Redistribution des bénéfices et solution concrète
Une fois les comptes équilibrés et les salaires payés, pour aller plus loin Alice et Josh versent la totalité de leurs bénéfices à des associations de solidarité et à des projets humanitaires. C’est ainsi qu’ils financent un hôpital spécialisé dans les maladies oculaires au Bangladesh, une fondation qui fournit des micro-crédits à des femmes en Afrique mais aussi des associations, plus proches géographiquement, qui luttent contre les ravages de la pauvreté en Écosse. Ces différentes actions démontrent qu’il est possible de générer des revenus, de créer de l’activité économique, tout en ayant un impact social sur la société. Ce qui ne va pas sans quelques interrogations… La prise en charge croissante de la problématique sociale par des entreprises privées est-elle corrélée au désengagement progressif de l’Etat vis-à-vis de la protection sociale ? Est-ce une dynamique viable, ou souhaitable ?

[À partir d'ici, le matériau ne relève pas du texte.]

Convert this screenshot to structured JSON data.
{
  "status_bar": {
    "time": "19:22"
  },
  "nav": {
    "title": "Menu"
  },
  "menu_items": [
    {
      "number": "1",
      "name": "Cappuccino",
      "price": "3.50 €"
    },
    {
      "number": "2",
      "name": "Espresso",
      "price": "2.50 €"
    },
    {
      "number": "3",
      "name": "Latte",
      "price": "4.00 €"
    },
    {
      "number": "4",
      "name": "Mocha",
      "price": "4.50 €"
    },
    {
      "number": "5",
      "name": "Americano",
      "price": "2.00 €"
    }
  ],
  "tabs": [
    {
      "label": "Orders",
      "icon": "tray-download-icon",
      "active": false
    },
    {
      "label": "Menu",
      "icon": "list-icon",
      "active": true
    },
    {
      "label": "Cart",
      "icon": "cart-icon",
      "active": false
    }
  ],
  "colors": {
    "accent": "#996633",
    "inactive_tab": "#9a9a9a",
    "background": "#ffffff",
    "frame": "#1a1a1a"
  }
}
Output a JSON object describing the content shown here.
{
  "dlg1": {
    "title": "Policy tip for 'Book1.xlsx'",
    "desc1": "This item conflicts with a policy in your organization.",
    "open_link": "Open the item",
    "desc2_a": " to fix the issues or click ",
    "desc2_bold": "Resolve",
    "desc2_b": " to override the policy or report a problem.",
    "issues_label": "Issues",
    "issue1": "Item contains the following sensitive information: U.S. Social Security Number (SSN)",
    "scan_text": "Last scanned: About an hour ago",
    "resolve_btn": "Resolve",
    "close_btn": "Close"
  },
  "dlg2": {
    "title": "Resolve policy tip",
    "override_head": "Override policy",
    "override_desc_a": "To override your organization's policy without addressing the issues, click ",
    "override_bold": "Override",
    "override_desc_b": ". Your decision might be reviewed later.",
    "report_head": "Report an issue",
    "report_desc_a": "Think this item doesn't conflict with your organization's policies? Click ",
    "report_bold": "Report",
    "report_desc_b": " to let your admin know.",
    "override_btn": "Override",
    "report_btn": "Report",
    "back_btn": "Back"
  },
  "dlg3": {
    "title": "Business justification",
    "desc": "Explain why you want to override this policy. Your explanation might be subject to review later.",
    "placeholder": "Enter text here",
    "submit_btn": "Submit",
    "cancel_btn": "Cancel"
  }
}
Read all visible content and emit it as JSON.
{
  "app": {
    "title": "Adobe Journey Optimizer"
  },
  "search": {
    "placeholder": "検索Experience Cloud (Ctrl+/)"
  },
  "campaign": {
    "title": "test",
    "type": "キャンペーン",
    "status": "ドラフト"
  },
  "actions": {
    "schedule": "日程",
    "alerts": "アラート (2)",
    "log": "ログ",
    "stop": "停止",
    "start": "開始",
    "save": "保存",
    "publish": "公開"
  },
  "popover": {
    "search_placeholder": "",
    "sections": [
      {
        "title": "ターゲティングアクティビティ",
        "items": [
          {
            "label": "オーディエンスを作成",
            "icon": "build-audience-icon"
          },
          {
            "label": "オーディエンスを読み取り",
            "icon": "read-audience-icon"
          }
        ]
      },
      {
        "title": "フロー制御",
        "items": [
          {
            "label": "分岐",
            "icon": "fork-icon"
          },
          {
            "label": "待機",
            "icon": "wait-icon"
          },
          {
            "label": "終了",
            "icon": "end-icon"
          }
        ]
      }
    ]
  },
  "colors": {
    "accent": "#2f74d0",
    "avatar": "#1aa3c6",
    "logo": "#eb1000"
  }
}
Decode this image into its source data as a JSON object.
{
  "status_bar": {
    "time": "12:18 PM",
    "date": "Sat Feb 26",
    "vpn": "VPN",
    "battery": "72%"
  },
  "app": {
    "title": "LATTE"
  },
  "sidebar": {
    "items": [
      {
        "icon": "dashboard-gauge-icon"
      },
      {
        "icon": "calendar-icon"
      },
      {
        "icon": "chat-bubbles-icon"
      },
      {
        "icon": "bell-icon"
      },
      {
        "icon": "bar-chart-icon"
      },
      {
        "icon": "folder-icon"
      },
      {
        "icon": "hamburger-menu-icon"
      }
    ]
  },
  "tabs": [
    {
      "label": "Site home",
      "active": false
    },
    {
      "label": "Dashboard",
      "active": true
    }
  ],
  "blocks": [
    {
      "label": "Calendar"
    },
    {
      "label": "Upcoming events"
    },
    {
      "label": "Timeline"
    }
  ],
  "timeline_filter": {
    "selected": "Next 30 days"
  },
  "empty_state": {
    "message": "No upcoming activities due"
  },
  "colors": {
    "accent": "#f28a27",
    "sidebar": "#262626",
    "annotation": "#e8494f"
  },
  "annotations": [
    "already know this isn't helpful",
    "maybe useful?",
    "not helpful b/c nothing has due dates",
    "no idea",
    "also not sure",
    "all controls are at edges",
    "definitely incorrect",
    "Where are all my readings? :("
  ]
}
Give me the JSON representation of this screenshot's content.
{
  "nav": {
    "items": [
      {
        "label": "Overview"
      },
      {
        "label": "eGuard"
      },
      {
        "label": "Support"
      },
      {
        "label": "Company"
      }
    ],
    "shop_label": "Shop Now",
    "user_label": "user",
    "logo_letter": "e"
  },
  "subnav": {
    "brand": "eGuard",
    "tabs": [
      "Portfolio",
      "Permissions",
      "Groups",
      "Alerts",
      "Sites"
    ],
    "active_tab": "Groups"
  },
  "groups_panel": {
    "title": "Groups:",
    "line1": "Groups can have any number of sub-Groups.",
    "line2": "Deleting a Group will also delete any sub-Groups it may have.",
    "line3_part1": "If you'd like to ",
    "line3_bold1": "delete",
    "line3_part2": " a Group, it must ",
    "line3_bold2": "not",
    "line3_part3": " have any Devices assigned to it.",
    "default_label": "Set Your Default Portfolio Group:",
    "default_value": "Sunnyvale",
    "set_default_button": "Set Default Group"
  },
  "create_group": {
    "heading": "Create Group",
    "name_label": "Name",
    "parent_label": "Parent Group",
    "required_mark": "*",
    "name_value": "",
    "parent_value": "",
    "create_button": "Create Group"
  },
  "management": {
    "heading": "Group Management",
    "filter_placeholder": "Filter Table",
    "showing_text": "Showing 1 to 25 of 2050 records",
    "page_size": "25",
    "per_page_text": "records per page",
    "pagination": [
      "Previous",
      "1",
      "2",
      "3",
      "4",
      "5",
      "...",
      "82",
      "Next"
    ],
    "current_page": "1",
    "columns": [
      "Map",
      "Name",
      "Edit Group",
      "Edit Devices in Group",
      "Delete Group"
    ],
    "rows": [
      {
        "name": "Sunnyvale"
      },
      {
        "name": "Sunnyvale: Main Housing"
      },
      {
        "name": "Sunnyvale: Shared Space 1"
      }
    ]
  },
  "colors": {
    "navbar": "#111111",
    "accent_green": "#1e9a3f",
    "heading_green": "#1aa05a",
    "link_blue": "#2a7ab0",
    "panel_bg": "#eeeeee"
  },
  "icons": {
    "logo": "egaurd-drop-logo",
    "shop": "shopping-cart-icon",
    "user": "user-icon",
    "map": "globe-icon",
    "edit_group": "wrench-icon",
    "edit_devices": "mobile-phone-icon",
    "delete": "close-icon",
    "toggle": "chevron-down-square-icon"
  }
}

Quoi qu’il en soit, Alice et Josh apportent une « première » solution concrète à la pauvreté qui frappe en Écosse, comme partout. Ce qui ne manque pas d’avoir un écho auprès de clients, de plus en plus concernés par ce type d’engagement. D’ailleurs, le modèle Social Bite essaime : d’autres succursales sont en cours d’ouverture en Écosse et dans le reste du Royaume-Uni.
(Les propos de Josh Littlejohn ont été recueillis sur le site We are salt.)